Но вернёмся к «Письмам Баламута», философской пародии на эпистолярный роман, в котором старый и опытный бес Баламут поучает своего подопечного Гнусика, как вернее всего сбить человека с истинного пути. Мы договорились о том, что ярлык «христианская агитка» нами будет отброшен. Желательно, в мусорную корзину. Желательно, со всеми прочими ярлыками. С первых же строк непредвзятость наша подвергнется испытанию. Мы столкнёмся с утверждением, что одинаково заблуждаются и те, кто верит в бесов слишком сильно, и те, кто в них не верит. Но вспомним, что это лишь язык, способ выражения идеи. Вам не нравится слово «бесы»? Замените его на «психологические установки», «дурные привычки», «трансляцию вражеских 5-G-вышек» – нужное подчеркнуть, соль и перец добавить по вкусу. И вот уже «христианская агитка» превращается в психологическое исследование, или же просто интересную книгу, наполненную изящным юмором и удивительной для нашего времени актуальностью.
«Письма» – это своего рода сборник вредных советов. Однако в силу очень чёткого морального компаса автора и его литературного мастерства поданы они так, что их вредность осознаётся как данность, не возникает сомнений, какая сторона светлая. Даже для меня, а ведь я в строках «…тормозите лучше в папу, папа мягкий, он простит!» до сих пор вижу некоторую логику. Приведу пример, дабы не уходить в сферу пустых рассуждений. Письмо третье, Баламут говорит со своим адресатом об отношениях его подопечного с матерью:
«Без сомнения, ты никак не запретишь ему молиться за свою мать, но постарайся обезвредить его молитвы. Последи за тем, чтобы он всегда их видел «высокими и духовными», чтобы он связывал их с состоянием ее души, а не с ее ревматизмом. Тут два преимущества. Первое: его внимание будет приковано к тому, что он почитает за ее грехи, а под ними он, при небольшой твоей помощи, будет подразумевать те ее особенности, которые ему неудобны и его раздражают. Таким образом, даже когда он молится, ты сможешь растравлять раны от обид, нанесенных ему за день. Это операция нетрудная, а тебя она развлечет. Второе: его представления об ее душе очень неточны, а часто и просто ошибочны, и потому он в какой-то степени будет молиться за воображаемую личность; твоя же задача в том, чтобы день ото дня эта личность все меньше и меньше походила на его настоящую мать…»

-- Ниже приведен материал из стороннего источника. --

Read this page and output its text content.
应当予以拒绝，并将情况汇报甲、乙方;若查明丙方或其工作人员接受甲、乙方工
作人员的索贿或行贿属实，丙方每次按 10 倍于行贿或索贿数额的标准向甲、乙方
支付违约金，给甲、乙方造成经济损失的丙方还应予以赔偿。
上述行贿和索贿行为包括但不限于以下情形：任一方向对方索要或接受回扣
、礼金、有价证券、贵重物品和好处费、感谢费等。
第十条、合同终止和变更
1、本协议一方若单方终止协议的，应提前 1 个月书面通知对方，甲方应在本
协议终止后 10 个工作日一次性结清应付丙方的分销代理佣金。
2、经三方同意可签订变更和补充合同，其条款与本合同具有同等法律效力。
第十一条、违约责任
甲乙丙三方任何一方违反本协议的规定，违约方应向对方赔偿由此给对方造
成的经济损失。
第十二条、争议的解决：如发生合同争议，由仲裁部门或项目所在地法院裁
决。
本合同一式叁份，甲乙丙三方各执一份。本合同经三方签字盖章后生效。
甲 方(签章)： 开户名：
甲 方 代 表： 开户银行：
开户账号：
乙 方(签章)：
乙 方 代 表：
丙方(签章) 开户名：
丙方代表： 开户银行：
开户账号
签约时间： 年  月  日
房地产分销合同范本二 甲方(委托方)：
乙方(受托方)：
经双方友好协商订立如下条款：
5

Не остаётся после прочитанного никаких сомнений, кто здесь на тёмной стороне силы. И в то же время невольно задумываешься, а что творится в твоей собственной душе, как ты воспринимаешь близких? За это я «Письма Баламута» и ценю. Читая их, не просто наблюдаешь за персонажем со стороны, а наблюдаешь за наблюдателем наблюдателя. Оттого направленное на незримого подопечного Гнусика поучение, само по себе выраженное через отрицание, не вызывает отторжения, как любое поучение в принципе. Оно для того парня, которого мы и «в кадре» ни разу не увидим. Протест «не поучайте меня» не мешает нам обдумать мысль и применить к себе добровольно.

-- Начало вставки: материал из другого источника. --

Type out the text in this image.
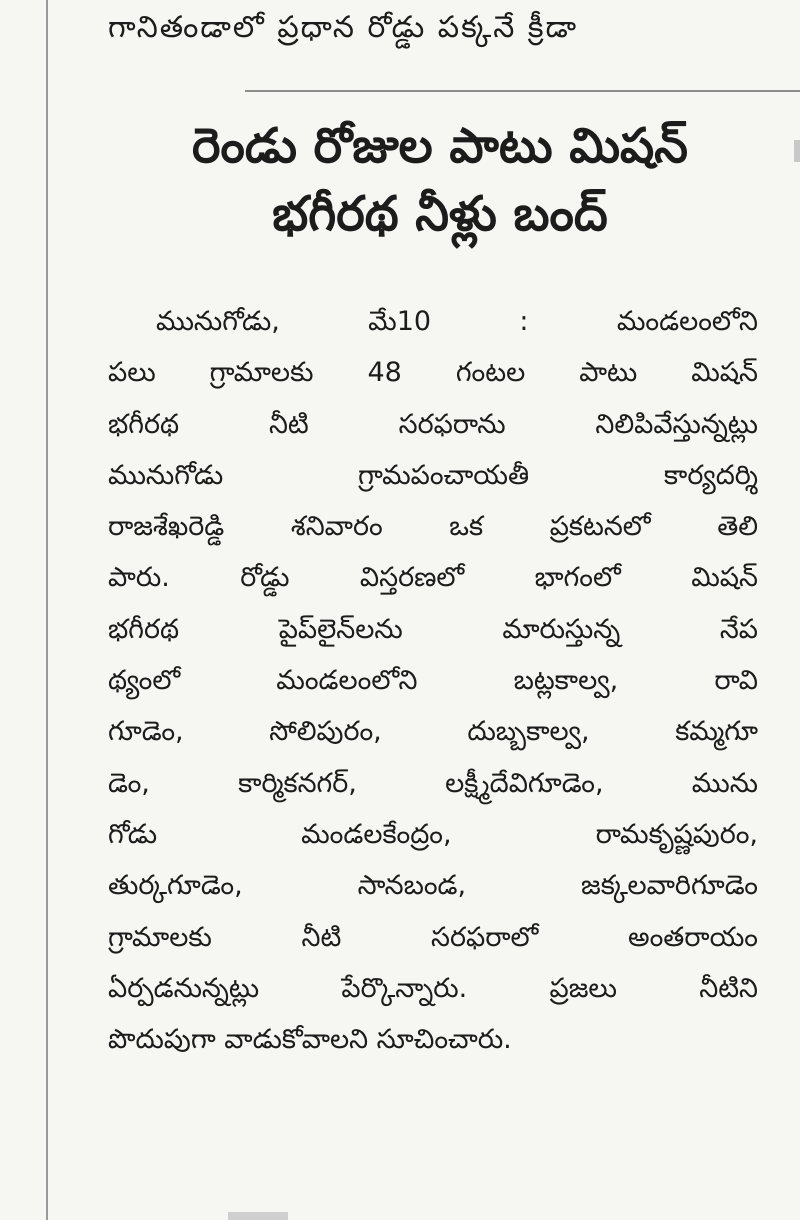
గానితండాలో ప్రధాన రోడ్డు పక్కనే క్రీడా
రెండు రోజుల పాటు మిషన్
భగీరథ నీళ్లు బంద్
మునుగోడు, మే10 : మండలంలోని
పలు గ్రామాలకు 48 గంటల పాటు మిషన్
భగీరథ నీటి సరఫరాను నిలిపివేస్తున్నట్లు
మునుగోడు గ్రామపంచాయతీ కార్యదర్శి
రాజశేఖరెడ్డి శనివారం ఒక ప్రకటనలో తెలి
పారు. రోడ్డు విస్తరణలో భాగంలో మిషన్
భగీరథ పైప్‌లైన్‌లను మారుస్తున్న నేప
థ్యంలో మండలంలోని బట్లకాల్వ, రావి
గూడెం, సోలిపురం, దుబ్బకాల్వ, కమ్మగూ
డెం, కార్మికనగర్, లక్ష్మీదేవిగూడెం, మును
గోడు మండలకేంద్రం, రామకృష్ణపురం,
తుర్కగూడెం, సానబండ, జక్కలవారిగూడెం
గ్రామాలకు నీటి సరఫరాలో అంతరాయం
ఏర్పడనున్నట్లు పేర్కొన్నారు. ప్రజలు నీటిని
పొదుపుగా వాడుకోవాలని సూచించారు.
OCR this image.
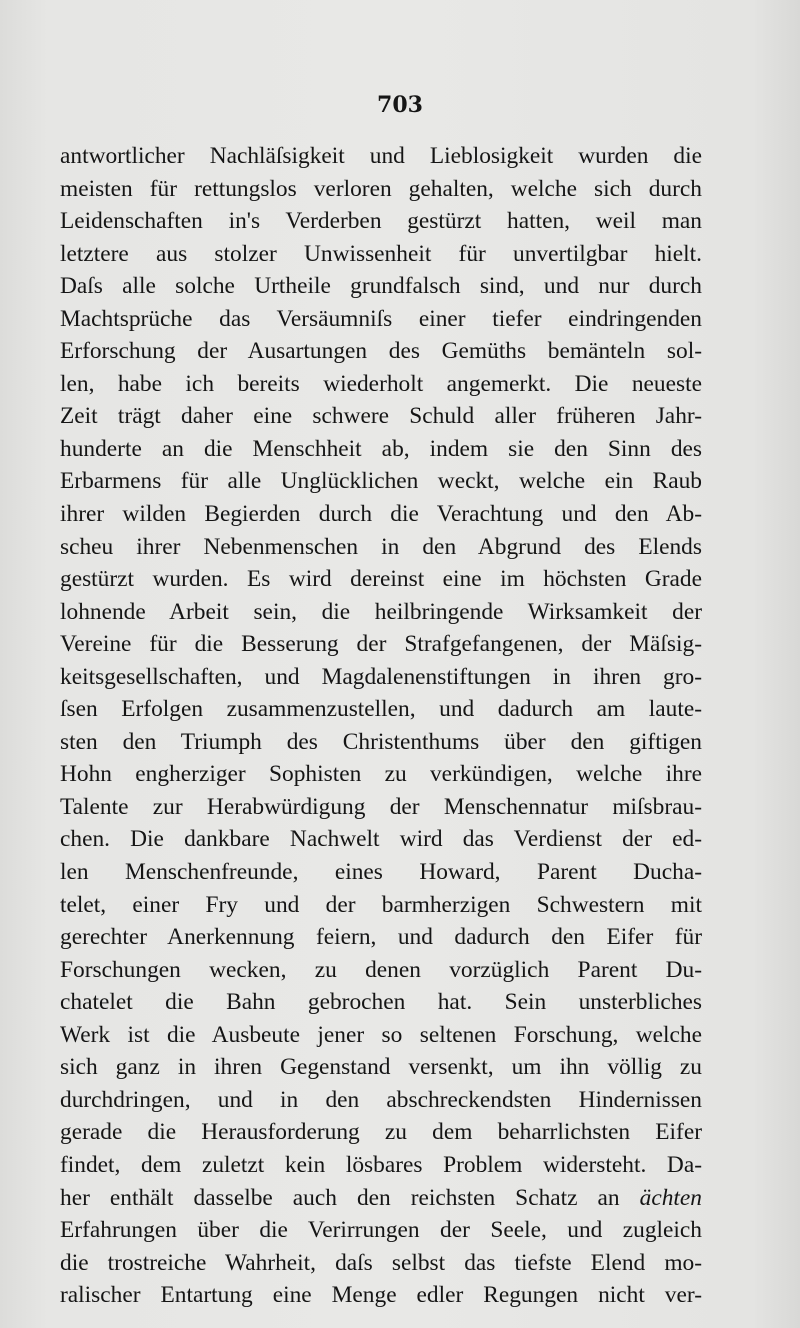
703
antwortlicher Nachläſsigkeit und Lieblosigkeit wurden die
meisten für rettungslos verloren gehalten, welche sich durch
Leidenschaften in's Verderben gestürzt hatten, weil man
letztere aus stolzer Unwissenheit für unvertilgbar hielt.
Daſs alle solche Urtheile grundfalsch sind, und nur durch
Machtsprüche das Versäumniſs einer tiefer eindringenden
Erforschung der Ausartungen des Gemüths bemänteln sol-
len, habe ich bereits wiederholt angemerkt. Die neueste
Zeit trägt daher eine schwere Schuld aller früheren Jahr-
hunderte an die Menschheit ab, indem sie den Sinn des
Erbarmens für alle Unglücklichen weckt, welche ein Raub
ihrer wilden Begierden durch die Verachtung und den Ab-
scheu ihrer Nebenmenschen in den Abgrund des Elends
gestürzt wurden. Es wird dereinst eine im höchsten Grade
lohnende Arbeit sein, die heilbringende Wirksamkeit der
Vereine für die Besserung der Strafgefangenen, der Mäſsig-
keitsgesellschaften, und Magdalenenstiftungen in ihren gro-
ſsen Erfolgen zusammenzustellen, und dadurch am laute-
sten den Triumph des Christenthums über den giftigen
Hohn engherziger Sophisten zu verkündigen, welche ihre
Talente zur Herabwürdigung der Menschennatur miſsbrau-
chen. Die dankbare Nachwelt wird das Verdienst der ed-
len Menschenfreunde, eines Howard, Parent Ducha-
telet, einer Fry und der barmherzigen Schwestern mit
gerechter Anerkennung feiern, und dadurch den Eifer für
Forschungen wecken, zu denen vorzüglich Parent Du-
chatelet die Bahn gebrochen hat. Sein unsterbliches
Werk ist die Ausbeute jener so seltenen Forschung, welche
sich ganz in ihren Gegenstand versenkt, um ihn völlig zu
durchdringen, und in den abschreckendsten Hindernissen
gerade die Herausforderung zu dem beharrlichsten Eifer
findet, dem zuletzt kein lösbares Problem widersteht. Da-
her enthält dasselbe auch den reichsten Schatz an ächten
Erfahrungen über die Verirrungen der Seele, und zugleich
die trostreiche Wahrheit, daſs selbst das tiefste Elend mo-
ralischer Entartung eine Menge edler Regungen nicht ver-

Обычно на этом этапе дружеского обсуждения «Писем» мой собеседник (редкий собеседник, если честно, способен дослушать мои аргументы до этого момента) восклицает что-то вроде: «Ага, я же говорил, что это манипуляция, пропаганда сектанта и фанатика!» Оценочные суждения в корзину, как мы уже договаривались. Они нам не понадобятся, если мы хотим рассмотреть историю непредвзято. Остаются «манипуляция» и «пропаганда». И да, здесь собеседник, несомненно, прав. Поскольку абсолютно любое произведение искусства, если оно таковым является, является одновременно и пропагандой взглядов автора. Человек по природе своей берётся творить, если хочет сказать что-то миру. Сознательно или нет – дело десятое, он понял что-то для себя и жаждет этим поделиться. А Льюис делится сознательно и в предисловиях не скрывает того факта, что намеренно выбрал такую форму повествования для лучшего усвоения. Так что да, манипуляция, в которой автор открыто признаётся.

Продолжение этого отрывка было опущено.